Of course, my anger is just a cover for my deep embarrassment. They caught me unprepared. I long to be one of those women who has a stash of pre-wrapped gifts at the ready for the spur-of-the-moment gift exchange but it hasn't happened yet. However, my embarrassment this year might motivate me for the next.
The first to show up were our new neighbors, bearing the scrumptious and beautifully decorated chocolate-dipped apples I mentioned before. And, they included some kitty yum-yums for our cats. "Well, they're new. They just don't know the rules," I comforted myself.
Then our neighbors up the street showed up with a lemon poundcake and later that afternoon our next door neighbor--a single dad and cop--dropped by with the homemade poundcake he had found time to make for us. Aaaugh!
From there it was like a bad dream. Each time the doorbell rang, Blair and I shrank further and further into the couch. How could we have been so shortsighted not to have gifts prepared? How inherently selfish are we? Suffice it to say, we felt absolutely terrible as we stuffed poundcake and milk down our throats.

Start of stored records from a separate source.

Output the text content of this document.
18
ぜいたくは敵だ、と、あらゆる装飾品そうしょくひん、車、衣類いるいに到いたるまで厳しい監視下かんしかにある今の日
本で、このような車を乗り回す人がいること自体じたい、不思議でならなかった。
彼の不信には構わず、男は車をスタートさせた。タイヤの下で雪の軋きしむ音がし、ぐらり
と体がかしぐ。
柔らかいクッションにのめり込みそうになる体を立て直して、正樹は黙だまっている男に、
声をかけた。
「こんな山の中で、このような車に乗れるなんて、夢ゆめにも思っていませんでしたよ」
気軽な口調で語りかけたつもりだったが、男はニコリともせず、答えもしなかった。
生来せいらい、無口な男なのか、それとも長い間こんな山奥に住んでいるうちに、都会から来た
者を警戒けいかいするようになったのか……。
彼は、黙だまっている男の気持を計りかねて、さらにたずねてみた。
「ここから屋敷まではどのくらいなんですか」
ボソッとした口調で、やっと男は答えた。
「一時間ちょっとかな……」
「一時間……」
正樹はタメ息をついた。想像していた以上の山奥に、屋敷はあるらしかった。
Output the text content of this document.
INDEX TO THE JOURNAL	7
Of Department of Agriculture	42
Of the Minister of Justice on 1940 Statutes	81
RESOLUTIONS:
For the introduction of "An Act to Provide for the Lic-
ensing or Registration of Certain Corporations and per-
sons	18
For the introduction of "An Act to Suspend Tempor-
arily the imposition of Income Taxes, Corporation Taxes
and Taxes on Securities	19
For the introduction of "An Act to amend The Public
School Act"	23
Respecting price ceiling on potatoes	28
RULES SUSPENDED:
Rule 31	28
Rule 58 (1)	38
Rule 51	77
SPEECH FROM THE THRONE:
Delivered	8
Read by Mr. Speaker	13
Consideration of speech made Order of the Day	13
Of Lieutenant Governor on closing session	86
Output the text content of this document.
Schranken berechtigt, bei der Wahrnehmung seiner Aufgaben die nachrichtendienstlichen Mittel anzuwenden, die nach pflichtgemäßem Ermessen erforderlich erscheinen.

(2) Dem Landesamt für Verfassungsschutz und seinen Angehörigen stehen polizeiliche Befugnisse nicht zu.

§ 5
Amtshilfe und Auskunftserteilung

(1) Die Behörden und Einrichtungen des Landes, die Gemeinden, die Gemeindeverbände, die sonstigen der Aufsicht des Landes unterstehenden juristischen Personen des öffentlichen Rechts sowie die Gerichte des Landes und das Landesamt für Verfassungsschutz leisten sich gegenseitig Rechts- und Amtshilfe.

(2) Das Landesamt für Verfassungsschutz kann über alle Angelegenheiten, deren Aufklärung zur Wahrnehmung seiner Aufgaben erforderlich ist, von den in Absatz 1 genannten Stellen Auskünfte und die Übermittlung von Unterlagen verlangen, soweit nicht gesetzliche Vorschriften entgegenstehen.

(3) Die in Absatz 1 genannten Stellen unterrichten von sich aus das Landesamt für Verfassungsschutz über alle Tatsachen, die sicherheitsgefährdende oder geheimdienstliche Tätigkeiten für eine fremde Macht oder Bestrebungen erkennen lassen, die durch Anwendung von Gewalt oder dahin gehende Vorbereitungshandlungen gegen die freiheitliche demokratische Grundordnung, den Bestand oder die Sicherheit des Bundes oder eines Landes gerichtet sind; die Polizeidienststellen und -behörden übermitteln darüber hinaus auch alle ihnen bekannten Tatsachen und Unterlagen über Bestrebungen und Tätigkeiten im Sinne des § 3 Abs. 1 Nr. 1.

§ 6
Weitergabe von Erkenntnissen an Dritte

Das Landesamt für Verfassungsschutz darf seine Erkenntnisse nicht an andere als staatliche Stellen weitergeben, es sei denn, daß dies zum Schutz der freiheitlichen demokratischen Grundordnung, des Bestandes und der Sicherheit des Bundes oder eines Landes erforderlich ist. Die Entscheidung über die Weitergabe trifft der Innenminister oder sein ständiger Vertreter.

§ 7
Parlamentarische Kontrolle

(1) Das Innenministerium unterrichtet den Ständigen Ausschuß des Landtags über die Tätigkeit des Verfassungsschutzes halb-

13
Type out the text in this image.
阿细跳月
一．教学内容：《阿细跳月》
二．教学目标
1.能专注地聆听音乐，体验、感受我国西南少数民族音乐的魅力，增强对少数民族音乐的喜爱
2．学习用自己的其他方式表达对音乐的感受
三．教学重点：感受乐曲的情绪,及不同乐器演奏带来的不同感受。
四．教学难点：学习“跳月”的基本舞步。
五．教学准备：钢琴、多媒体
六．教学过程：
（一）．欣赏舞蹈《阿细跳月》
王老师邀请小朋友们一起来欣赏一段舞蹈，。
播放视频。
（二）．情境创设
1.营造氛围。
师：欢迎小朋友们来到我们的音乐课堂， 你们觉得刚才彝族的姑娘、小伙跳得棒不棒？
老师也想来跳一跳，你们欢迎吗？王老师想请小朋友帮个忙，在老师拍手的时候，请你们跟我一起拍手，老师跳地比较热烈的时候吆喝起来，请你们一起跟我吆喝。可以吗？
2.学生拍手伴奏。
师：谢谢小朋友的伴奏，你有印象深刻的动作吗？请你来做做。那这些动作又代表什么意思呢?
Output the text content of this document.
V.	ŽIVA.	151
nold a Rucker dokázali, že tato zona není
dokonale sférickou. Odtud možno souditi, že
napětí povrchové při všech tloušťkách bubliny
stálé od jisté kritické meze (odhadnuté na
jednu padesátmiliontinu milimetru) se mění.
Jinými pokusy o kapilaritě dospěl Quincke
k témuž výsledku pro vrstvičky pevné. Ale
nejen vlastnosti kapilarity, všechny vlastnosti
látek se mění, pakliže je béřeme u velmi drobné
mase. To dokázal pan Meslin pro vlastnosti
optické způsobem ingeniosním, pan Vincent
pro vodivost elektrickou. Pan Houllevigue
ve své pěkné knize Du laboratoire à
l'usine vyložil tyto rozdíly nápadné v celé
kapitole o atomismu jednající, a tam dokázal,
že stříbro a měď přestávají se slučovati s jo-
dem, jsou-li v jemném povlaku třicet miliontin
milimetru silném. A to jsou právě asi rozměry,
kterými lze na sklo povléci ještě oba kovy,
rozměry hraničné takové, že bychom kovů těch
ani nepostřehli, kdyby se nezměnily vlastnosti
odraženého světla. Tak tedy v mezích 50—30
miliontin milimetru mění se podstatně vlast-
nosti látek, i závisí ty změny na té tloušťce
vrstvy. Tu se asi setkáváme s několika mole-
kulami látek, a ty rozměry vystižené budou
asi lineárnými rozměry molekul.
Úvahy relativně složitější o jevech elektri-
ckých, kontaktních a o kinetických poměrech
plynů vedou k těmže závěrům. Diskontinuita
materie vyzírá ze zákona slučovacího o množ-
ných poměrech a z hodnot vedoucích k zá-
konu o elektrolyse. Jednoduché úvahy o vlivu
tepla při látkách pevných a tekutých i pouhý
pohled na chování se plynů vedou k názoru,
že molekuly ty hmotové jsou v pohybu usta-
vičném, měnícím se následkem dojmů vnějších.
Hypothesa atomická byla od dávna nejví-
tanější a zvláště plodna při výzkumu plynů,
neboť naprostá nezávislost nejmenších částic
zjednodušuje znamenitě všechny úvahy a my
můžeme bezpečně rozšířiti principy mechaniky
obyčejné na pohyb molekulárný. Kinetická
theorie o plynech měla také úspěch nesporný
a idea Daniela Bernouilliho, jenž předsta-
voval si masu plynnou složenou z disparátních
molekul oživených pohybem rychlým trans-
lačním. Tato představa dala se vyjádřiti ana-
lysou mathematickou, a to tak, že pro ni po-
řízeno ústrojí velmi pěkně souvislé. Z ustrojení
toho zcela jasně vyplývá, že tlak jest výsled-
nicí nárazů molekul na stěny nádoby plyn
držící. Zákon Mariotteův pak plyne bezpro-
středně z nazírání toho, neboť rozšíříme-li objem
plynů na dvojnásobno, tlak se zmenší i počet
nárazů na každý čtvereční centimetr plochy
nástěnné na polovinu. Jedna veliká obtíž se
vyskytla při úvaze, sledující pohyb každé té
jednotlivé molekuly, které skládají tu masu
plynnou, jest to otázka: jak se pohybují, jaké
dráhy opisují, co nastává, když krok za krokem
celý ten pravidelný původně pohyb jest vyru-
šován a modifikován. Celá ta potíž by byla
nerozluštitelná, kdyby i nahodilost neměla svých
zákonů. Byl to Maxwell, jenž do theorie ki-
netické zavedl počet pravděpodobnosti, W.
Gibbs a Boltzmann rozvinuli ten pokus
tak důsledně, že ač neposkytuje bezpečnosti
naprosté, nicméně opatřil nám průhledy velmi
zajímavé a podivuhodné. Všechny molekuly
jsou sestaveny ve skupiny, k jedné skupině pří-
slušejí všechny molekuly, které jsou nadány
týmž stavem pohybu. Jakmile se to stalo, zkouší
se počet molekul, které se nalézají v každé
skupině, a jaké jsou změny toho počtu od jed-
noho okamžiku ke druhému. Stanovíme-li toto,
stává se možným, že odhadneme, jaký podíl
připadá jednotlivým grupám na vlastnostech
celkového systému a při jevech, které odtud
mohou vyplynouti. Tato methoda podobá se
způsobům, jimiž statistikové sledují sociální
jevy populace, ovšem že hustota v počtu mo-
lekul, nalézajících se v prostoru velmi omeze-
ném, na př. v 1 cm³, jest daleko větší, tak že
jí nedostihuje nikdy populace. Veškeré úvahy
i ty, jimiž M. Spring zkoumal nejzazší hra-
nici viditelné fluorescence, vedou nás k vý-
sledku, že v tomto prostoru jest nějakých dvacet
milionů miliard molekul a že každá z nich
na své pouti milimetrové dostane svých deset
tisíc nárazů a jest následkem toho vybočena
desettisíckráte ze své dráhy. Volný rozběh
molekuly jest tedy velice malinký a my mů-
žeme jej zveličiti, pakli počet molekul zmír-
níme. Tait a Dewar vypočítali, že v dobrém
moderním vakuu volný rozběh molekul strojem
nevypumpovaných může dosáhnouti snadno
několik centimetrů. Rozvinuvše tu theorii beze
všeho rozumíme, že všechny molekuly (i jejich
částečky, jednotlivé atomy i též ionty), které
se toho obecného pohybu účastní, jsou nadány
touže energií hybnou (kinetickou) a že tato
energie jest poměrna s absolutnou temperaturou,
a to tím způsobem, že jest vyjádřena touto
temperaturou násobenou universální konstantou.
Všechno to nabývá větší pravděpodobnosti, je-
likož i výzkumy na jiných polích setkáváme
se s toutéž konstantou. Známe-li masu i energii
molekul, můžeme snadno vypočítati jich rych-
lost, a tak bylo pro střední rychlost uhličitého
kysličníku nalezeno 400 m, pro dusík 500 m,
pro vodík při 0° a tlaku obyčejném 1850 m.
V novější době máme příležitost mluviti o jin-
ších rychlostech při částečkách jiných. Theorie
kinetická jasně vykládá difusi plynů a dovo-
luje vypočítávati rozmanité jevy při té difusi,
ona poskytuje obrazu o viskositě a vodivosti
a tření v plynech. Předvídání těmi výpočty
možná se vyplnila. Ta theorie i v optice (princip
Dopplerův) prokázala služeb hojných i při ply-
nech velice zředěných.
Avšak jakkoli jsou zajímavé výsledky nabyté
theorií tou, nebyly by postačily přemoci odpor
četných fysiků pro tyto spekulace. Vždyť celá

The final blow came when our dear friends up the street stopped by with homemade walnut fudge and the most adorable Christmas tree ornament in the shape of a cat face I have ever seen. So not only did they bring gifts, they put some thought into a gift that would really please us. Can you believe the nerve of some people?
So I know now what I'm up against for next year. It's a good thing too. Given my lack of cooking skills, it will probably take me the full 365 days to learn to bake a decent poundcake.